Kelima tokoh menyampaikan penyebab munculnya wabah penyakit kepada Raja Sutawijaya. Raja Sutawijaya berterima kasih kepada mereka. Kelima tokoh kemudian beranggapan bahwa pengirim dari bulu elang merah adalah kerajaan di negeri antah berantah yang dari lama sudah melalukan bermacam-macam cara untuk menjatuhkan Kerajaan Mataram.

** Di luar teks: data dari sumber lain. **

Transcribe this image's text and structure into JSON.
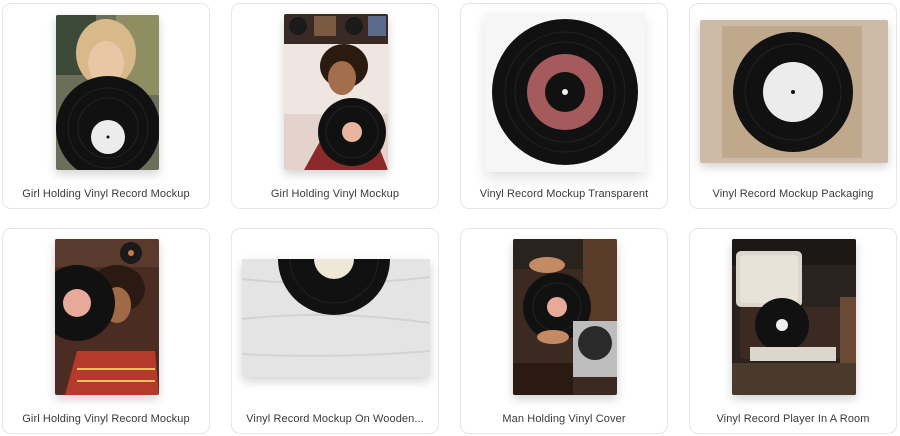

Mendengar anggapan dari kelima tokoh, Raja Sutawijaya tentu tidak ingin terjadi peperangan antarkerajaan yang akan merugikan kedua kerajaan itu sendiri sehingga Beliau mengajak seluruh rakyatnya untuk mendoakan kerajaan yang telah mengirimkan racun itu, agar diberi kesadaran dan ampunan serta mendoakan para warga yang menderita penyakit agar cepat sembuh.

Sementara itu Eyang Guru Mertani yang merupakan seorang penasihat guru dari Mataram, dengan penuh kesabaran mencari bahan ramuan obat untuk mengobati penyakit yang para warga derita. Sudah dicari kesana kemari, tapi tak kunjung juga Beliau temukan. Hari semakin sore, Beliau menyempatkan diri untuk salat. Beliau pun mengambil air wudu di sungai. Saat Beliau wudu, Beliau melihat daun yang hanyut bersama aliran air sungai, yang kemudian diambillah daun itu. Sehabis wudu, Beliau bergegas untuk salat. Setelah salat Eyang Guru Mertani mulai mencari daun yang sama dengan daun yang Beliau temukan. Tak beberapa lama kemudian, Eyang Guru Mertani berhasil menemukan daun yang sama, yang ternyata adalah Daun Sambiroto. Beliau yakin bahwa daun ini bisa menyembuhkan segala macam penyakit. Benar saja, setelah Beliau meminta tabib untuk membuat ramuan dari daun tersebut, kemudian Tabib memberikan ramuan obat itu pada Saguna dan para warga lainnya. Seketika, ruam di kulit mereka pun mulai memudar. Rasa gatal yang mereka rasakan juga semakin lama semakin berkurang.

Para warga merasa senang karena sudah terbebas dari penyakit gatal yang mereka derita. Mereka berterima kasih kepada Tuhan, Raja Sutawijaya dan juga Eyang Guru Mertani karena telah berhasil menemukan obat untuk mengobati mereka. Begitu juga dengan Saguna, ia turut berterima kasih pada Eyang Guru Mertani dan memberanikan diri menghadap Sutawijaya untuk mengucapkan rasa terima kasihnya. Raja Sutawijaya pun turut senang atas sembuhnya penyakit yang diderita para warga. Beliau berpesan agar selalu bersyukur atas nikmat yang diberikan dan berdoa kepada Tuhan agar diselamatkan dari berbagai bahaya.

Sejak kejadian itu, Eyang Guru Mertani memberi nama dusun yang berada di Desa Purwomartani, Kecamatan Kalasan, Kabupaten Sleman, Yogyakarta tersebut sama seperti nama daun yang ia temukan yaitu, Sambiroto.